Efficient way to determine number of digits in an integer
Solution 1:
Well, the most efficient way, presuming you know the size of the integer, would be a lookup. Should be faster than the much shorter logarithm based approach. If you don't care about counting the '-', remove the + 1.
#include <climits>
// generic solution
template <class T>
int numDigits(T number)
{
int digits = 0;
if (number < 0) digits = 1; // remove this line if '-' counts as a digit
while (number) {
number /= 10;
digits++;
}
return digits;
}
// partial specialization optimization for 64-bit numbers
template <>
int numDigits(int64_t x) {
if (x == INT64_MIN) return 19 + 1;
if (x < 0) return digits(-x) + 1;
if (x >= 10000000000) {
if (x >= 100000000000000) {
if (x >= 10000000000000000) {
if (x >= 100000000000000000) {
if (x >= 1000000000000000000)
return 19;
return 18;
}
return 17;
}
if (x >= 1000000000000000)
return 16;
return 15;
}
if (x >= 1000000000000) {
if (x >= 10000000000000)
return 14;
return 13;
}
if (x >= 100000000000)
return 12;
return 11;
}
if (x >= 100000) {
if (x >= 10000000) {
if (x >= 100000000) {
if (x >= 1000000000)
return 10;
return 9;
}
return 8;
}
if (x >= 1000000)
return 7;
return 6;
}
if (x >= 100) {
if (x >= 1000) {
if (x >= 10000)
return 5;
return 4;
}
return 3;
}
if (x >= 10)
return 2;
return 1;
}
// partial specialization optimization for 32-bit numbers
template<>
int numDigits(int32_t x)
{
if (x == INT32_MIN) return 10 + 1;
if (x < 0) return numDigits(-x) + 1;
if (x >= 10000) {
if (x >= 10000000) {
if (x >= 100000000) {
if (x >= 1000000000)
return 10;
return 9;
}
return 8;
}
if (x >= 100000) {
if (x >= 1000000)
return 7;
return 6;
}
return 5;
}
if (x >= 100) {
if (x >= 1000)
return 4;
return 3;
}
if (x >= 10)
return 2;
return 1;
}
// partial-specialization optimization for 8-bit numbers
template <>
int numDigits(char n)
{
// if you have the time, replace this with a static initialization to avoid
// the initial overhead & unnecessary branch
static char x[256] = {0};
if (x[0] == 0) {
for (char c = 1; c != 0; c++)
x[c] = numDigits((int32_t)c);
x[0] = 1;
}
return x[n];
}
Solution 2:
The simplest way is to do:
unsigned GetNumberOfDigits (unsigned i)
{
return i > 0 ? (int) log10 ((double) i) + 1 : 1;
}
log10 is defined in <cmath>
or <math.h>
. You'd need to profile this to see if it's faster than any of the others posted here.
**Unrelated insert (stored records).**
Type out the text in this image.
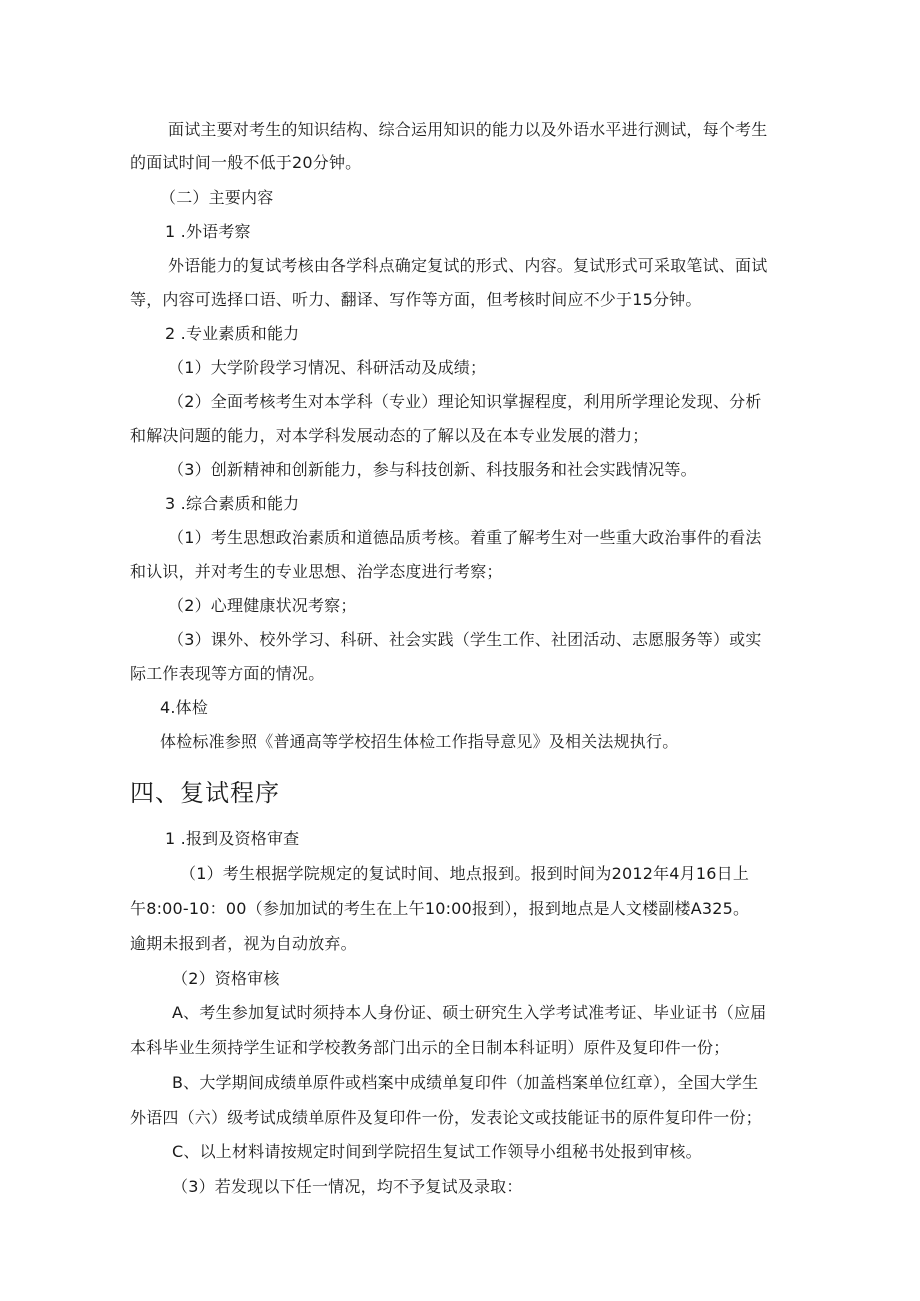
面试主要对考生的知识结构、综合运用知识的能力以及外语水平进行测试，每个考生
的面试时间一般不低于20分钟。
（二）主要内容
1 .外语考察
外语能力的复试考核由各学科点确定复试的形式、内容。复试形式可采取笔试、面试
等，内容可选择口语、听力、翻译、写作等方面，但考核时间应不少于15分钟。
2 .专业素质和能力
（1）大学阶段学习情况、科研活动及成绩；
（2）全面考核考生对本学科（专业）理论知识掌握程度，利用所学理论发现、分析
和解决问题的能力，对本学科发展动态的了解以及在本专业发展的潜力；
（3）创新精神和创新能力，参与科技创新、科技服务和社会实践情况等。
3 .综合素质和能力
（1）考生思想政治素质和道德品质考核。着重了解考生对一些重大政治事件的看法
和认识，并对考生的专业思想、治学态度进行考察；
（2）心理健康状况考察；
（3）课外、校外学习、科研、社会实践（学生工作、社团活动、志愿服务等）或实
际工作表现等方面的情况。
4.体检
体检标准参照《普通高等学校招生体检工作指导意见》及相关法规执行。
四、复试程序
1 .报到及资格审查
（1）考生根据学院规定的复试时间、地点报到。报到时间为2012年4月16日上
午8:00-10：00（参加加试的考生在上午10:00报到），报到地点是人文楼副楼A325。
逾期未报到者，视为自动放弃。
（2）资格审核
A、考生参加复试时须持本人身份证、硕士研究生入学考试准考证、毕业证书（应届
本科毕业生须持学生证和学校教务部门出示的全日制本科证明）原件及复印件一份；
B、大学期间成绩单原件或档案中成绩单复印件（加盖档案单位红章），全国大学生
外语四（六）级考试成绩单原件及复印件一份，发表论文或技能证书的原件复印件一份；
C、以上材料请按规定时间到学院招生复试工作领导小组秘书处报到审核。
（3）若发现以下任一情况，均不予复试及录取：
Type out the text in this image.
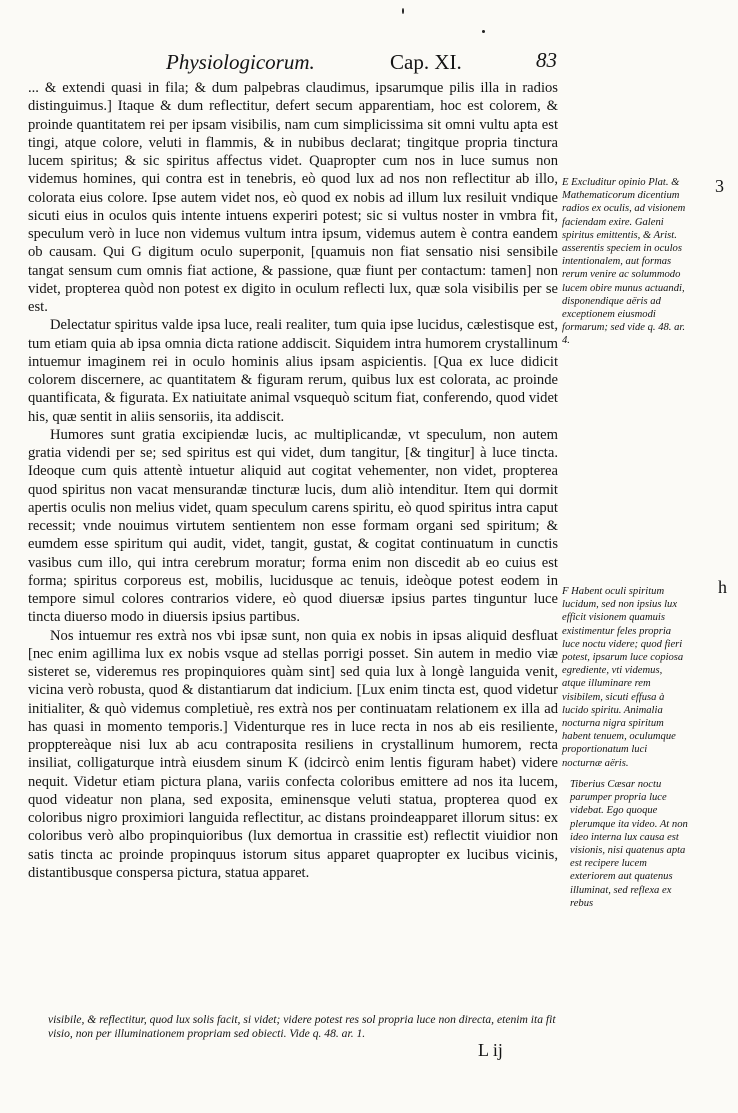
Physiologicorum.	Cap. XI.	83

... & extendi quasi in fila; & dum palpebras claudimus, ipsarumque pilis illa in radios distinguimus.] Itaque & dum reflectitur, defert secum apparentiam, hoc est colorem, & proinde quantitatem rei per ipsam visibilis, nam cum simplicissima sit omni vultu apta est tingi, atque colore, veluti in flammis, & in nubibus declarat; tingitque propria tinctura lucem spiritus; & sic spiritus affectus videt. Quapropter cum nos in luce sumus non videmus homines, qui contra est in tenebris, eò quod lux ad nos non reflectitur ab illo, colorata eius colore. Ipse autem videt nos, eò quod ex nobis ad illum lux resiluit vndique sicuti eius in oculos quis intente intuens experiri potest; sic si vultus noster in vmbra fit, speculum verò in luce non videmus vultum intra ipsum, videmus autem è contra eandem ob causam. Qui G digitum oculo superponit, [quamuis non fiat sensatio nisi sensibile tangat sensum cum omnis fiat actione, & passione, quæ fiunt per contactum: tamen] non videt, propterea quòd non potest ex digito in oculum reflecti lux, quæ sola visibilis per se est.

Delectatur spiritus valde ipsa luce, reali realiter, tum quia ipse lucidus, cælestisque est, tum etiam quia ab ipsa omnia dicta ratione addiscit. Siquidem intra humorem crystallinum intuemur imaginem rei in oculo hominis alius ipsam aspicientis. [Qua ex luce didicit colorem discernere, ac quantitatem & figuram rerum, quibus lux est colorata, ac proinde quantificata, & figurata. Ex natiuitate animal vsquequò scitum fiat, conferendo, quod videt his, quæ sentit in aliis sensoriis, ita addiscit.

Humores sunt gratia excipiendæ lucis, ac multiplicandæ, vt speculum, non autem gratia videndi per se; sed spiritus est qui videt, dum tangitur, [& tingitur] à luce tincta. Ideoque cum quis attentè intuetur aliquid aut cogitat vehementer, non videt, propterea quod spiritus non vacat mensurandæ tincturæ lucis, dum aliò intenditur. Item qui dormit apertis oculis non melius videt, quam speculum carens spiritu, eò quod spiritus intra caput recessit; vnde nouimus virtutem sentientem non esse formam organi sed spiritum; & eumdem esse spiritum qui audit, videt, tangit, gustat, & cogitat continuatum in cunctis vasibus cum illo, qui intra cerebrum moratur; forma enim non discedit ab eo cuius est forma; spiritus corporeus est, mobilis, lucidusque ac tenuis, ideòque potest eodem in tempore simul colores contrarios videre, eò quod diuersæ ipsius partes tinguntur luce tincta diuerso modo in diuersis ipsius partibus.

Nos intuemur res extrà nos vbi ipsæ sunt, non quia ex nobis in ipsas aliquid desfluat [nec enim agillima lux ex nobis vsque ad stellas porrigi posset. Sin autem in medio viæ sisteret se, videremus res propinquiores quàm sint] sed quia lux à longè languida venit, vicina verò robusta, quod & distantiarum dat indicium. [Lux enim tincta est, quod videtur initialiter, & quò videmus completiuè, res extrà nos per continuatam relationem ex illa ad has quasi in momento temporis.] Videnturque res in luce recta in nos ab eis resiliente, propptereàque nisi lux ab acu contraposita resiliens in crystallinum humorem, recta insiliat, colligaturque intrà eiusdem sinum K (idcircò enim lentis figuram habet) videre nequit. Videtur etiam pictura plana, variis confecta coloribus emittere ad nos ita lucem, quod videatur non plana, sed exposita, eminensque veluti statua, propterea quod ex coloribus nigro proximiori languida reflectitur, ac distans proindeapparet illorum situs: ex coloribus verò albo propinquioribus (lux demortua in crassitie est) reflectit viuidior non satis tincta ac proinde propinquus istorum situs apparet quapropter ex lucibus vicinis, distantibusque conspersa pictura, statua apparet.

E Excluditur opinio Plat. & Mathematicorum dicentium radios ex oculis, ad visionem faciendam exire. Galeni spiritus emittentis, & Arist. asserentis speciem in oculos intentionalem, aut formas rerum venire ac solummodo lucem obire munus actuandi, disponendique aëris ad exceptionem eiusmodi formarum; sed vide q. 48. ar. 4.
F Habent oculi spiritum lucidum, sed non ipsius lux efficit visionem quamuis existimentur feles propria luce noctu videre; quod fieri potest, ipsarum luce copiosa egrediente, vti videmus, atque illuminare rem visibilem, sicuti effusa à lucido spiritu. Animalia nocturna nigra spiritum habent tenuem, oculumque proportionatum luci nocturnæ aëris.
Tiberius Cæsar noctu parumper propria luce videbat. Ego quoque plerumque ita video. At non ideo interna lux causa est visionis, nisi quatenus apta est recipere lucem exteriorem aut quatenus illuminat, sed reflexa ex rebus
3
h
visibile, & reflectitur, quod lux solis facit, si videt; videre potest res sol propria luce non directa, etenim ita fit visio, non per illuminationem propriam sed obiecti. Vide q. 48. ar. 1.
L ij
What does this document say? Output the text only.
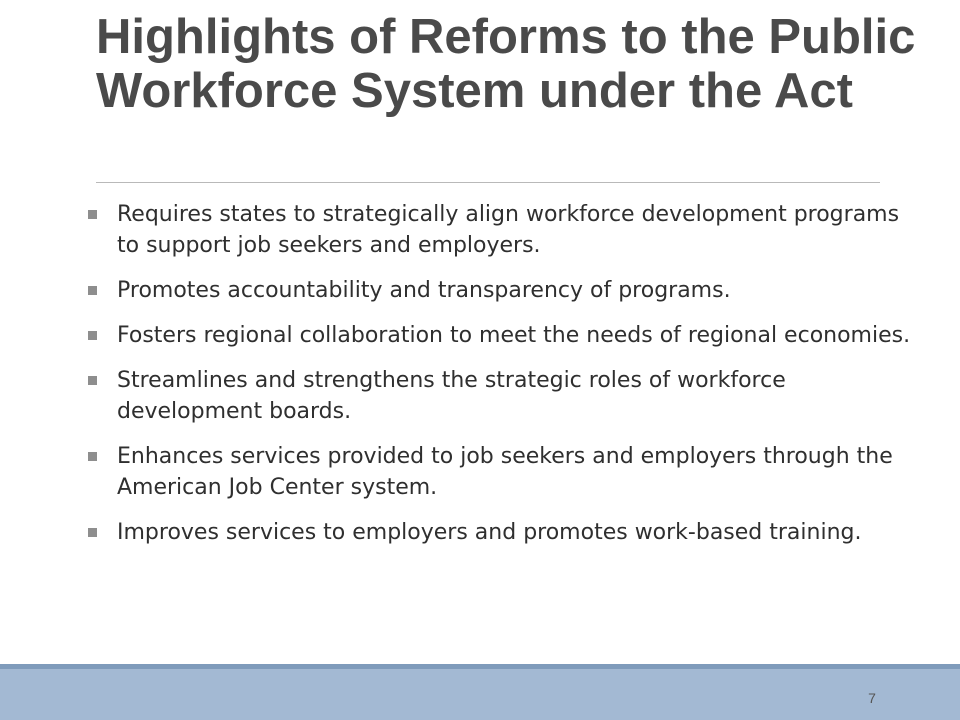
Highlights of Reforms to the Public Workforce System under the Act
Requires states to strategically align workforce development programs to support job seekers and employers.
Promotes accountability and transparency of programs.
Fosters regional collaboration to meet the needs of regional economies.
Streamlines and strengthens the strategic roles of workforce development boards.
Enhances services provided to job seekers and employers through the American Job Center system.
Improves services to employers and promotes work-based training.
7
I'm not sure how robust this is with regards to float point precision. Also, the argument is unsigned as negative values and log don't really mix.
Solution 3:
Perhaps I misunderstood the question but doesn't this do it?
int NumDigits(int x)
{
x = abs(x);
return (x < 10 ? 1 :
(x < 100 ? 2 :
(x < 1000 ? 3 :
(x < 10000 ? 4 :
(x < 100000 ? 5 :
(x < 1000000 ? 6 :
(x < 10000000 ? 7 :
(x < 100000000 ? 8 :
(x < 1000000000 ? 9 :
10)))))))));
}
Solution 4:
int digits = 0; while (number != 0) { number /= 10; digits++; }
Note: "0" will have 0 digits! If you need 0 to appear to have 1 digit, use:
int digits = 0; do { number /= 10; digits++; } while (number != 0);
(Thanks Kevin Fegan)
In the end, use a profiler to know which of all the answers here will be faster on your machine...
Solution 5:
Practical joke: This is the most efficient way (number of digits is calculated at compile-time):
template <unsigned long long N, size_t base=10>
struct numberlength
{
enum { value = 1 + numberlength<N/base, base>::value };
};
template <size_t base>
struct numberlength<0, base>
{
enum { value = 0 };
};
May be useful to determine the width required for number field in formatting, input elements etc.